聚胺酯/黏土及聚己內酯/黏土奈米複合材料之合成與分析

Abstract

天然黏土是一種無機矽酸鹽層狀材料，地層內具有豐富之含量，此無機層狀材料以蒙特石最具代表性，其是由兩個矽氧四面體和一個鋁氧八面體組成的結構，靠著凡得瓦爾力結合，而晶層間具有離子鍵結的金屬陽離子，此即為有機分子和黏土進行離子交換的位置。黏土主要是由數個主要顆粒所聚集而成，其大小約為0.1∼10μm，而主要顆粒又是由數個單位晶體所組合而成。主要顆粒的高度約為80A∼100A，而單位晶體之厚度約為9.6A∼10A，因此每個主要顆粒是由8∼12個單位晶體所構成。 高分子/黏土奈米複合材料之發展始於日本豐田公司，首先開發出Nylon/clay奈米複合材料，並已正式商業化，由於其具有輕量化，良好的機械性質、熱性質等優點，此乃傳統複合材料所無法達到之特性，因此引起廣泛的注意，後續投入研究者眾多。 本研究中主要是以製備聚胺酯/黏土奈米複合材料為出發點，利用了兩種不同的製程來製備，另外從聚己內酯/黏土奈米複合材料之製備中探討其結晶形態學及確定己內酯單體在不同有機黏土存在下其開環反應機構。 在探討有機黏土對環狀單體的開環聚合反應行為時，發現己內酯單體之開環反應機構是以二個階段完成，第一階段是在較低溫下，己內酯單體在矽酸鹽層的長廊（gallery）中和有機膨潤劑的官能基或矽酸鹽層上的胺陽離子進行開環起始反應。
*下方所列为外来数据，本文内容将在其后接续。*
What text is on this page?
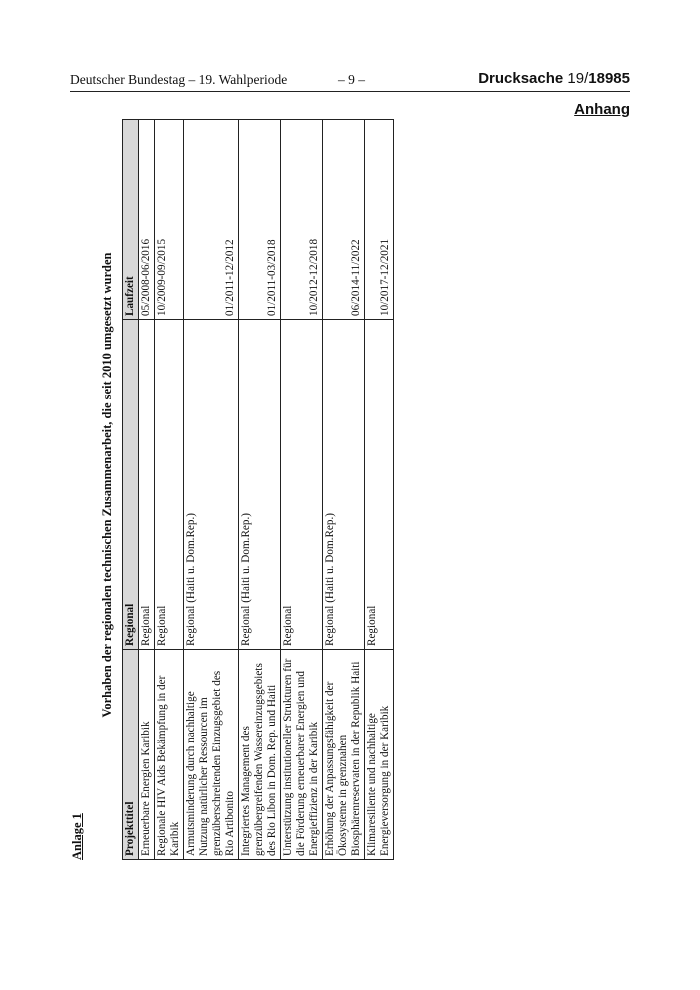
Deutscher Bundestag – 19. Wahlperiode	– 9 –	Drucksache 19/18985
Anhang
Anlage 1
Vorhaben der regionalen technischen Zusammenarbeit, die seit 2010 umgesetzt wurden
Projekttitel	Regional	Laufzeit
Erneuerbare Energien Karibik	Regional	05/2008-06/2016
Regionale HIV Aids Bekämpfung in der Karibik	Regional	10/2009-09/2015
Armutsminderung durch nachhaltige Nutzung natürlicher Ressourcen im grenzüberschreitenden Einzugsgebiet des Rio Artibonito	Regional (Haiti u. Dom.Rep.)	01/2011-12/2012
Integriertes Management des grenzübergreifenden Wassereinzugsgebiets des Rio Libon in Dom. Rep. und Haiti	Regional (Haiti u. Dom.Rep.)	01/2011-03/2018
Unterstützung institutioneller Strukturen für die Förderung erneuerbarer Energien und Energieffizienz in der Karibik	Regional	10/2012-12/2018
Erhöhung der Anpassungsfähigkeit der Ökosysteme in grenznahen Biosphärenreservaten in der Republik Haiti	Regional (Haiti u. Dom.Rep.)	06/2014-11/2022
Klimaresiliente und nachhaltige Energieversorgung in der Karibik	Regional	10/2017-12/2021
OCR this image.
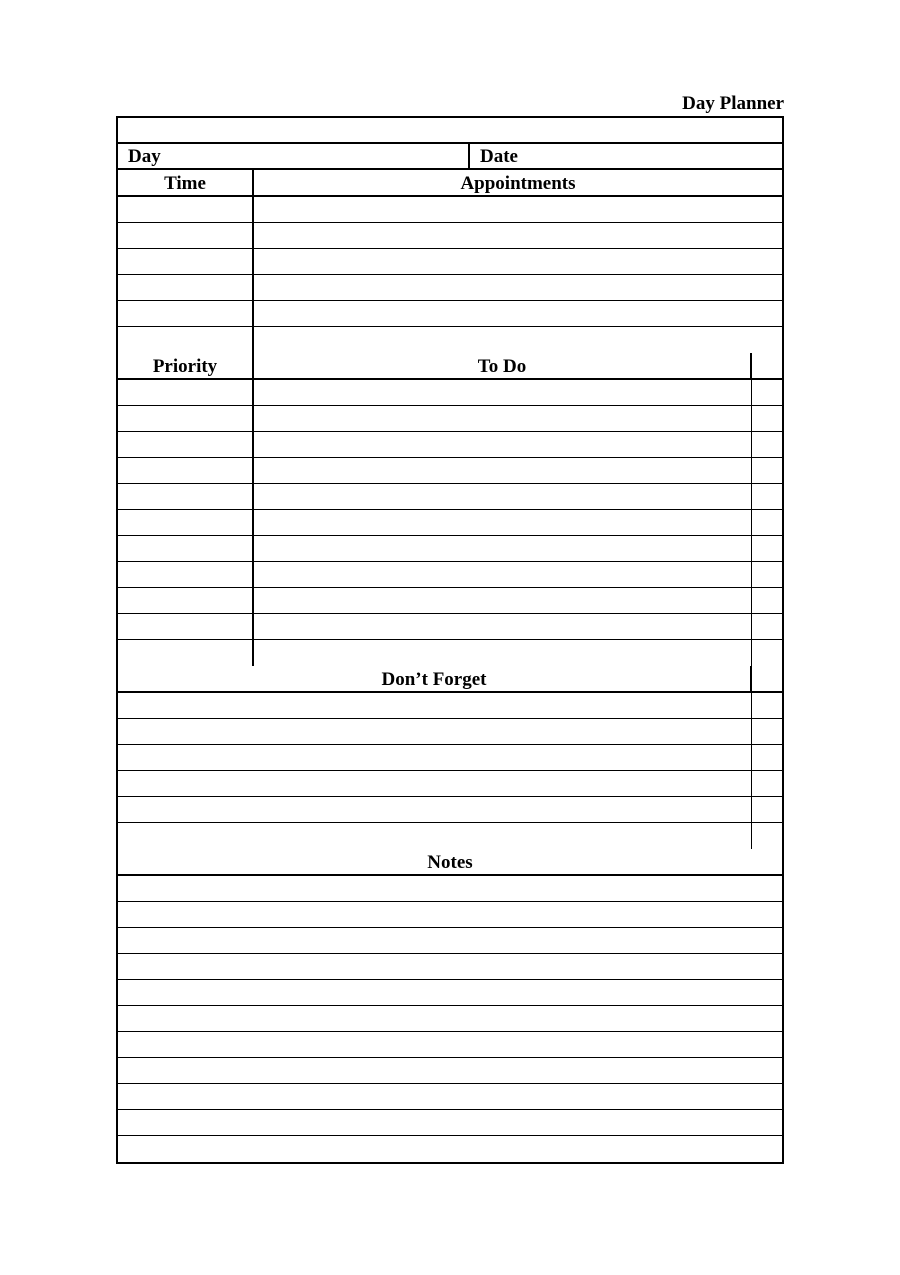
Day Planner
Day	Date
Time	Appointments
Priority	To Do
Don’t Forget
Notes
第二階段反應發生在較高的溫度，此時具活性的聚己內酯分子鏈和大量擴散進入矽酸鹽層的己內酯單體繼續進行成長反應，並導致矽酸鹽層在聚己內酯基材內形成脫層。另外在反應活化能之研究，發現隨著有機黏土含量的增加，第一階段己內酯單體開環起始反應之活化能亦隨著增加，但是第二階段的聚己內酯成長反應之活化能則隨著降低。對於聚己內酯/黏土奈米複合材料結晶形態學之研究，從偏光顯微鏡和X-光繞射儀之觀察，發現隨著有機黏土含量的增加，會降低聚己內酯結晶顆粒的大小及結晶度，但其並不會影響其晶體成核成長的形狀。 對於聚胺酯/黏土奈米複合材料之製備，本研究利用了合成法及溶液摻合法兩種製程，經X -光繞射儀及穿透式電子顯微鏡的觀察，證實已成功的製備了矽酸鹽層均能脫層並以奈米尺寸分散在聚胺酯基材中，其製備方法分別如下所示： (1) 合成法：利用具低分子量（約3300g/mole）的聚己內酯/黏土奈米材料，由於其末端具有氫氧基，在聚胺酯的合成過程中，取代了硬鏈段中部份的1,4-BG，並和MDI，polycaprolactone diol (Mn = 1000)，1,4-BG共同製備成聚胺酯/黏土奈米複合材料。當聚己內酯/黏土的含量(mole%)為1.4時，所製得的聚胺酯/黏土奈米複合材料和純聚胺酯樹脂比較，其伸長率從103% 提升至690%，且其抗張強度亦隨著增加，當聚己內酯/黏土之含量達4.2%時，其伸長率則大幅降低至57.5%，但其機械強度仍持續增加，此現象顯示，當聚己內酯/黏土的含量增加時，所製備的聚胺酯/黏土奈米複合材料之特性將從一聚胺酯彈性體轉變成熱塑性聚胺酯樹脂。 (2) 溶液摻合法：利用含12個碳鏈的胺基酸（12-aminolauric acid）及Benzidine當有機膨潤劑，處理含鈉的蒙特石（Na+-montmorillonite），形成有機黏土（12-COOH-mont及BZD-mont），並將其分別以1, 3, 5 wt%的添加量加入MDI、PTMEG及1,4BG中製備聚胺酯/黏土奈米複合材料，經X-光繞射儀及穿透式電子顯微鏡的觀察得知，1, 3, 5 wt%的12COOH-mont/PU及1, 3 wt%的BZD-mont/PU均能形成聚胺酯/黏土奈米複合材料。從熱差掃描卡計（DSC）分析其玻璃轉移溫度及霍氏紅外線光譜儀（FTIR）分析其相分離度時發現有機黏土的添加量並不會改變聚胺酯的化學結構，當以1wt%的BZD-mont添加時所製備的聚胺酯/黏土奈米複合材料其抗張強度及伸長率和純聚胺酯樹脂比較時，發現其分別增加了2倍（從66.8kgf/cm2增加至144/kgf/cm2）及3倍（從220%增加至680%），另外在吸水率方面，1wt% 12COOH-mont/PU及1wt% BZD-mont/PU皆顯示有降低之趨勢。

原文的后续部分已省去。